Mitigating the Effects of Resource Nationalism

Businesses in the extractive industries must familiarise themselves with treaties that offer them some form of protection when they deal with countries that are displaying increasingly strident resource nationalism.

By Damian Adams, Amanda Lees & Katie Cheng, Simmons & Simmons

 
 
Resource nationalism refers to national policy changes that have the effect of reducing an economic investor’s benefit, particularly in the extractive industries such as oil & gas and mining. Although 2012 was described by the Financial Times as the “year of resource nationalism,” it is a feature of doing business in many markets, emerging and developed, that has remained consistently high on the list of risks and issues for companies and investors engaged in natural resources during the past decade.
 
Resource nationalism manifests in a number of ways: through direct measures, whereby foreign investors are required to divest a portion of their ownership interest to local government, government-linked companies or native commercial interests, or through indirect or ‘creeping’ expropriation through state imposition of royalties, taxes and exchange controls or suspension, termination or non-renewal of licences and permits.
 
Recent developments in Indonesia’s mining sector are regarded by many to be prime examples of resource nationalism, including the implementation of progressive divestment obligations and maximum foreign ownership restrictions, requirements to deposit export proceeds in Indonesian banks and, most recently, bans on the export of raw, unprocessed minerals.

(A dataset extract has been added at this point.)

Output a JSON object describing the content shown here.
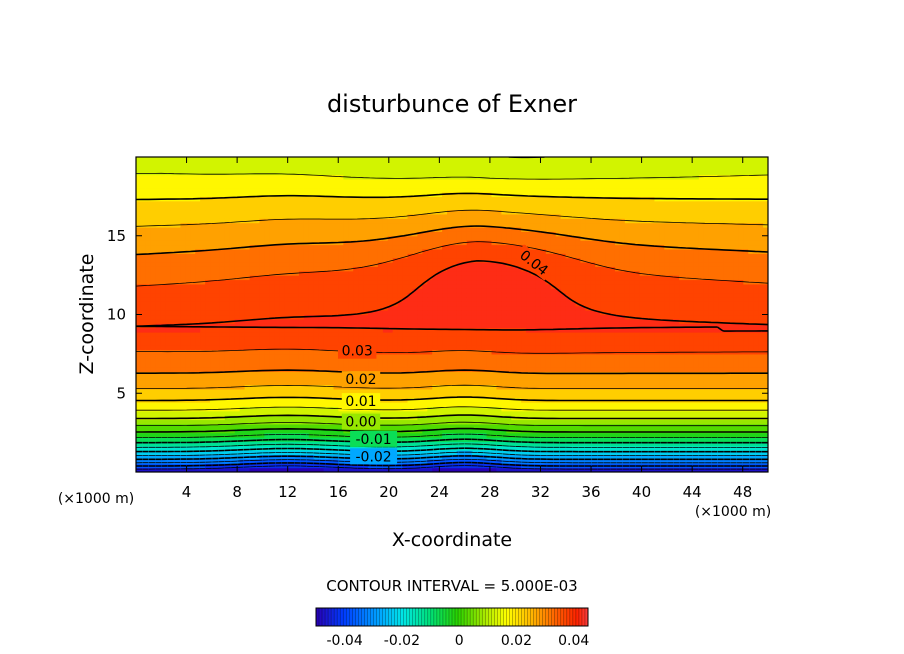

Conversely, others comment that such measures are legitimate to ensure that, to a greater extent than in the past, the economic benefits of Indonesia’s natural resources remain in Indonesia. Such measures are also an unsurprising response to overreaching and sometimes exploitative structures and approaches used by foreign investors to comply with the letter, but not the spirit, of the law.
 
Whatever one’s view may be regarding the situation in Indonesia or elsewhere, there can be no doubt that, in a climate where securing resources features more highly than before on the priority list for many governments, resource nationalism is and will continue to be a feature of doing business in extractive resources industries.
 
A key consideration then becomes how best to address and mitigate the effects of resource nationalism. There are a number of ways.
 
Beyond measures such as contractual protection or political risk insurance coverage, one way is to structure investments to take advantage of protections offered by existing multi-lateral investment treaties (MITs) or bilateral investment treaties (BITs). Focusing on South East Asia in particular, in 2012 the Member States of ASEAN entered into the ASEAN Comprehensive Investment Agreement (ACIA), which has the stated aim of creating a “free and open investment regime in ASEAN” through investment liberalisation, protection, facilitation and promotion.
 
 
 
The ACIA applies to measures taken by an ASEAN Member State in relation to investors of any other ASEAN Member State and their investments in the first Member State. The broad definition of ‘investors’ is significant for many in the region as it applies to individuals and so-called juridical persons (companies, corporations and the like) from outside ASEAN as well as from within, provided that those from outside ASEAN structure their investments with substantive business operations in an ASEAN Member State. This would allow, for example, a company from outside ASEAN to establish operations in Singapore, from which to invest in another ASEAN Member State and enjoy the protections of the ACIA. The similarly broad scope of ‘investments,’ which includes “every kind of asset, owned and controlled,” makes the ACIA highly applicable to many investor situations.
 
In terms of the protections themselves, the ACIA has provisions similar to those seen in BITs between two sovereign nations, including treatment of non-nationals no less favourably than nationals, equality of treatment of all non-national investors (so-called “most favoured nation treatment”), guarantees of fair and equitable treatment rather than arbitrary decision-making and freedom to transfer funds. In the context of resource nationalism, there are protections against unlawful expropriation and guarantees on proper compensation for direct or indirect expropriation or nationalisation.
 
If and when the host State breaches such investor protections, MITs and BITs, in general, allow an investor to bring a claim in international arbitration against the host State, usually with a choice as to the forum, the most popular being the International Centre for Settlement of Investment Disputes (ICSID), ICSID Additional Facility Rule and ad hoc arbitration under UNCITRAL Rules.
 
However, it is important to note that, before initiating arbitration proceedings under an investment treaty, there is typically a mandatory negotiation period and, in some cases, investors must first exhaust local remedies in national courts before resorting to arbitration. Thinking ahead when structuring investments to take advantage of BIT protection, investors should familiarise themselves with the dispute mechanisms.
 
In terms of enforcement, the ICSID Convention binds each of its contracting states to enforce an ICSID award as if it were a judgment of a court in that State. While seemingly straightforward, an investor’s ability to enforce an award may be restricted by the sovereign immunity of states. Encouragingly, most states do honour awards made against them and pay without enforcement action.
 
If one assumes that resource nationalism will be a continuing trend, then investors need to consider full range of protective measures that exist and structure their investments to make best use of these. Only by doing this can one hope to mitigate the unpredictability sometimes brought about by the host nation’s policy shifts.